Esto es posiblemente lo más grave de la JEP:  destruye el principio de separación de poder, ya que tomarían decisiones en conjunto frente a las sanciones los magistrados con la bancada del partido político de las Farc, eso estipulado en el Artículo 144, inciso 11, es más que una vergüenza, el principio del fin de la democracia colombiana, atomizando los principios de Montesquieu.

Es inevitable comparar lo que Maduro hizo con la Asamblea Nacional de Venezuela, de mayoría opositora,  cuando por medio de la Constituyente y el Tribunal Supremo quitó las competencias a dicho ente de la democracia venezolana. Así mismo esta pasando en Colombia, cuando al tener riesgos de perder una votación en el Congreso, hay dos amenazas – una ya cumplida – ; la primera un decreto al mejor estilo cubano, donde si el Congreso vota negativa la JEP, por medio del ejecutivo alistan los mecanismos pertinentes (Decreto)  aunque ilegales para aprobarla, y en segundo lugar la “amenaza” copiado también del Socialismo del Siglo XXI donde si se tienen diferencias con el gobierno, se afecta la institucionalidad revocando ministros o directores administrativos sin importar su desempeño, como si la institucionalidad fuera un tema de quitar y poner.

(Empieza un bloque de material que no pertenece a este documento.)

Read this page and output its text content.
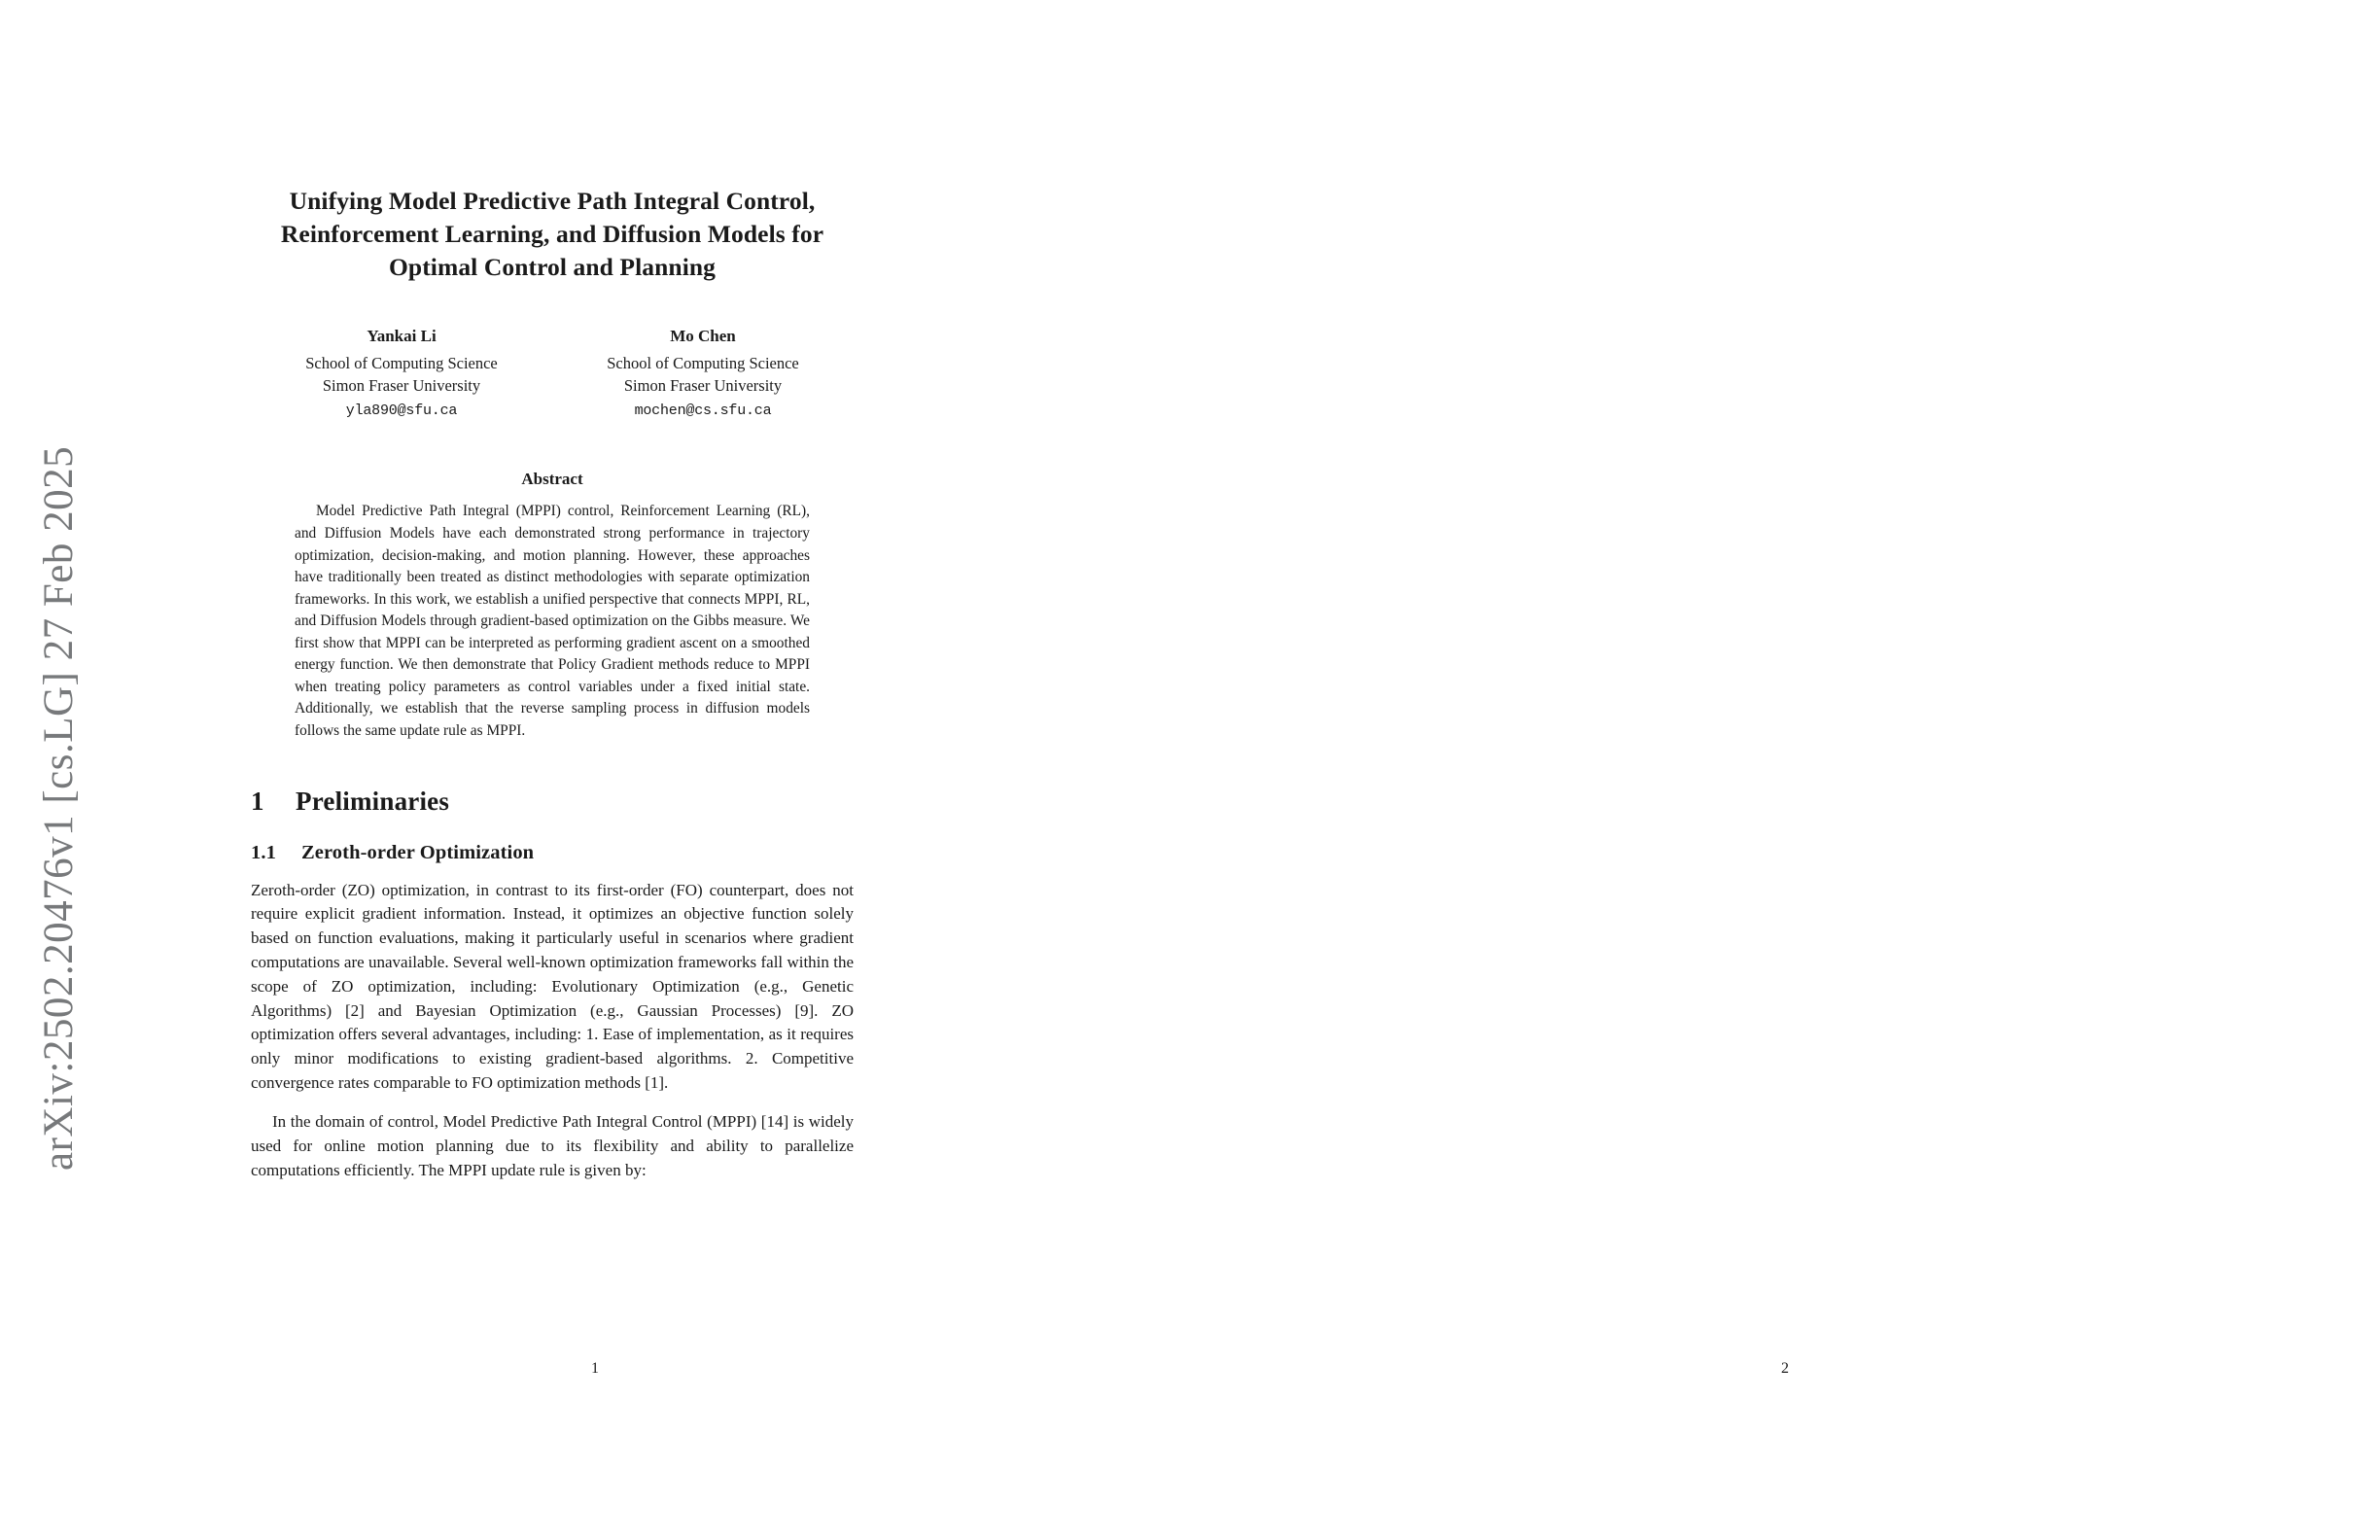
arXiv:2502.20476v1 [cs.LG] 27 Feb 2025
Unifying Model Predictive Path Integral Control,
Reinforcement Learning, and Diffusion Models for
Optimal Control and Planning
Yankai Li
School of Computing Science
Simon Fraser University
yla890@sfu.ca
Mo Chen
School of Computing Science
Simon Fraser University
mochen@cs.sfu.ca
Abstract
Model Predictive Path Integral (MPPI) control, Reinforcement Learning (RL), and Diffusion Models have each demonstrated strong performance in trajectory optimization, decision-making, and motion planning. However, these approaches have traditionally been treated as distinct methodologies with separate optimization frameworks. In this work, we establish a unified perspective that connects MPPI, RL, and Diffusion Models through gradient-based optimization on the Gibbs measure. We first show that MPPI can be interpreted as performing gradient ascent on a smoothed energy function. We then demonstrate that Policy Gradient methods reduce to MPPI when treating policy parameters as control variables under a fixed initial state. Additionally, we establish that the reverse sampling process in diffusion models follows the same update rule as MPPI.
1 Preliminaries
1.1 Zeroth-order Optimization

Zeroth-order (ZO) optimization, in contrast to its first-order (FO) counterpart, does not require explicit gradient information. Instead, it optimizes an objective function solely based on function evaluations, making it particularly useful in scenarios where gradient computations are unavailable. Several well-known optimization frameworks fall within the scope of ZO optimization, including: Evolutionary Optimization (e.g., Genetic Algorithms) [2] and Bayesian Optimization (e.g., Gaussian Processes) [9]. ZO optimization offers several advantages, including: 1. Ease of implementation, as it requires only minor modifications to existing gradient-based algorithms. 2. Competitive convergence rates comparable to FO optimization methods [1].

In the domain of control, Model Predictive Path Integral Control (MPPI) [14] is widely used for online motion planning due to its flexibility and ability to parallelize computations efficiently. The MPPI update rule is given by:

1	2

En ese mismo orden de ideas, la JEP ha tenido quejas de diferentes sectores tanto privados como públicos. Es necesario recordar que HRW pidió al Gobierno corregir “defectos” de la JEP, que el Fiscal General de la Nación en su ponencia destaco 15 fallos que la JEP trae, que la oposición política colombiana destacó la manera como la JEP afectaría al pueblo colombiano, concertando impunidad para quienes han incumplido la Ley y traer riesgos en la estabilidad democrática, riesgos que por vías similares aunque con el mismo propósito nos conducen a a Colombia al Régimen de Maduro en Venezuela.

En Venezuela tardaron casi 12 años en destruir la institucionalidad, llevar al pueblo a tener un descrédito total por lo público con el fin de elegir a quienes representaban algo distinto, lo cual terminó siendo lo mismo o peor. Estamos en el momento de elegir si queremos la JEP y Venezuela, o queremos Justicia cierta y la democracia Colombiana.